Article | August 19, 2013

Turning Off The Engine Of Cancer

Source: Outsourced Pharma
Tom Wagner

By Thomas E. Wagner, founder, Perseus PCI

New medical therapies are turning off the engine of cancer inside the human body and making progress toward eliminating most cancers over the next few decades. If South Carolina is willing to recognize its existing centers of medical excellence and fund serious research in this field, it will see companies and clinics quickly spring up to support and apply these advances.

Despite billions of dollars spent over decades on cancer research, death rates for many of the most common cancers have remained stubbornly close to the rates of half a century ago. It often has seemed that the more we’ve discovered about the cancers that plague us, the more we’ve found them to be simply too complex to defeat.

Surgical interventions are not much more sophisticated than they were a hundred years ago — removing threatening tumors and tissues, albeit in a much safer modern environment, and then maintaining vigil while we wait to see if the dreaded cancer returns.

But something profoundly different is emerging: personalized medicine that is customized to defeat your particular cancer. The latest scientific breakthroughs indicate that everyone’s cancer is unique, and hence the therapy should be personalized as well. Personalized immunotherapy begins with the molecular character of your cancer, designing a tumor-specific silver bullet that uses your body’s own immunity defenses to seek and destroy the cancer that threatens your life.

Companies and clinics will quickly spring up to support and apply these medical therapies in states that are willing to fund serious research. And South Carolina already has a great starting point in its centers of excellence in advanced personalized medicine and cancer genetics at Clemson University and the Greenville Health System.

The rash of national news stories about the progress of these immunotherapies usually quotes the medical doctors who are testing and deploying these new techniques. In fact, the real breakthroughs have come from biology and chemistry.

James Watson and Francis Crick, who first cracked the structure of DNA in any meaningful way, were microbiologists. And those of us who joined the fight soon after Watson and Crick have stood on their shoulders to make additional breakthroughs. I was privileged to partner with other researchers to develop the tools and techniques now used to assemble recombinant DNA molecules and direct their controlled expression within host organisms — all important advances that gave way to the current revolution in genetic medicine, a revolution that re-directed my research to personalized cancer immunotherapy.

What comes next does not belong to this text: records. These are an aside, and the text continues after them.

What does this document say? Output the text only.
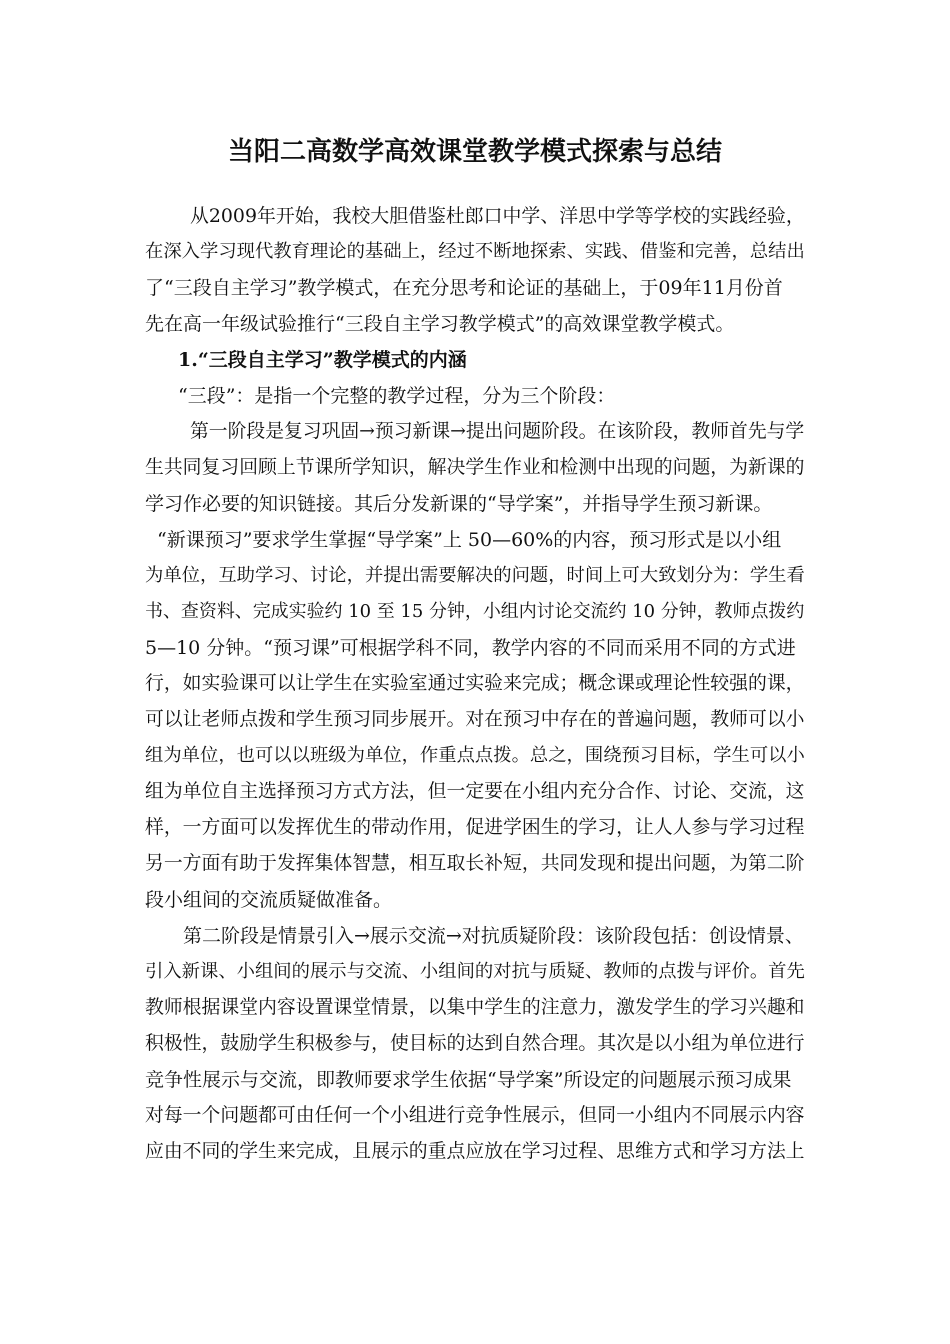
当阳二高数学高效课堂教学模式探索与总结
从2009年开始，我校大胆借鉴杜郎口中学、洋思中学等学校的实践经验，
在深入学习现代教育理论的基础上，经过不断地探索、实践、借鉴和完善，总结出
了“三段自主学习”教学模式，在充分思考和论证的基础上，于09年11月份首
先在高一年级试验推行“三段自主学习教学模式”的高效课堂教学模式。
1.“三段自主学习”教学模式的内涵
“三段”：是指一个完整的教学过程，分为三个阶段：
第一阶段是复习巩固→预习新课→提出问题阶段。在该阶段，教师首先与学
生共同复习回顾上节课所学知识，解决学生作业和检测中出现的问题，为新课的
学习作必要的知识链接。其后分发新课的“导学案”，并指导学生预习新课。
“新课预习”要求学生掌握“导学案”上 50—60%的内容，预习形式是以小组
为单位，互助学习、讨论，并提出需要解决的问题，时间上可大致划分为：学生看
书、查资料、完成实验约 10 至 15 分钟，小组内讨论交流约 10 分钟，教师点拨约
5—10 分钟。“预习课”可根据学科不同，教学内容的不同而采用不同的方式进
行，如实验课可以让学生在实验室通过实验来完成；概念课或理论性较强的课，
可以让老师点拨和学生预习同步展开。对在预习中存在的普遍问题，教师可以小
组为单位，也可以以班级为单位，作重点点拨。总之，围绕预习目标，学生可以小
组为单位自主选择预习方式方法，但一定要在小组内充分合作、讨论、交流，这
样，一方面可以发挥优生的带动作用，促进学困生的学习，让人人参与学习过程
另一方面有助于发挥集体智慧，相互取长补短，共同发现和提出问题，为第二阶
段小组间的交流质疑做准备。
第二阶段是情景引入→展示交流→对抗质疑阶段：该阶段包括：创设情景、
引入新课、小组间的展示与交流、小组间的对抗与质疑、教师的点拨与评价。首先
教师根据课堂内容设置课堂情景，以集中学生的注意力，激发学生的学习兴趣和
积极性，鼓励学生积极参与，使目标的达到自然合理。其次是以小组为单位进行
竞争性展示与交流，即教师要求学生依据“导学案”所设定的问题展示预习成果
对每一个问题都可由任何一个小组进行竞争性展示，但同一小组内不同展示内容
应由不同的学生来完成，且展示的重点应放在学习过程、思维方式和学习方法上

The complexity of each tumor is such that we now realize the dreams of one-size-fits-all medicine are unrealistic. Chemotherapies have indiscriminately taken down other fast-growing cell systems such as those supporting hair follicles and the lining of the intestine. There’s a better way now with immunotherapy that shows a patient’s own immune cells how to defeat the cancer.

These advanced immunotherapies are as far from what’s on a hospital’s pharmacy shelves as medicines can get. We are deconstructing the very tumor that threatens your life, decoding its molecular characteristics and sending your own vigilant T-cells to destroy the systems that supported its spread.

For more than half a century, I have been able to participate and partner in this battle at Clemson, the Greenville Health System, Cornell University Medical School, the Sloan Kettering Institute and Cambridge University, and I met and knew those pioneers who finally deciphered the fundamental programming of human life, our DNA and RNA coding. I was lucky to find partners who could turn that knowledge into sophisticated molecular biology tools and methods that allow us to assemble infinitely tiny recombinant DNA molecules and direct their replication within host organisms.

But none of that is as exciting or as promising as what we are now doing with those amazing new tools — deploying reliable and sure techniques that will in this decade or the next finally eliminate the second-most devastating illness on the planet: cancer.

Dr. Wagner’s Perseus immunotherapy vaccine has gone through Phases I and II clinical trials for the treatment of melanoma, renal cell carcinoma and neuroblastoma.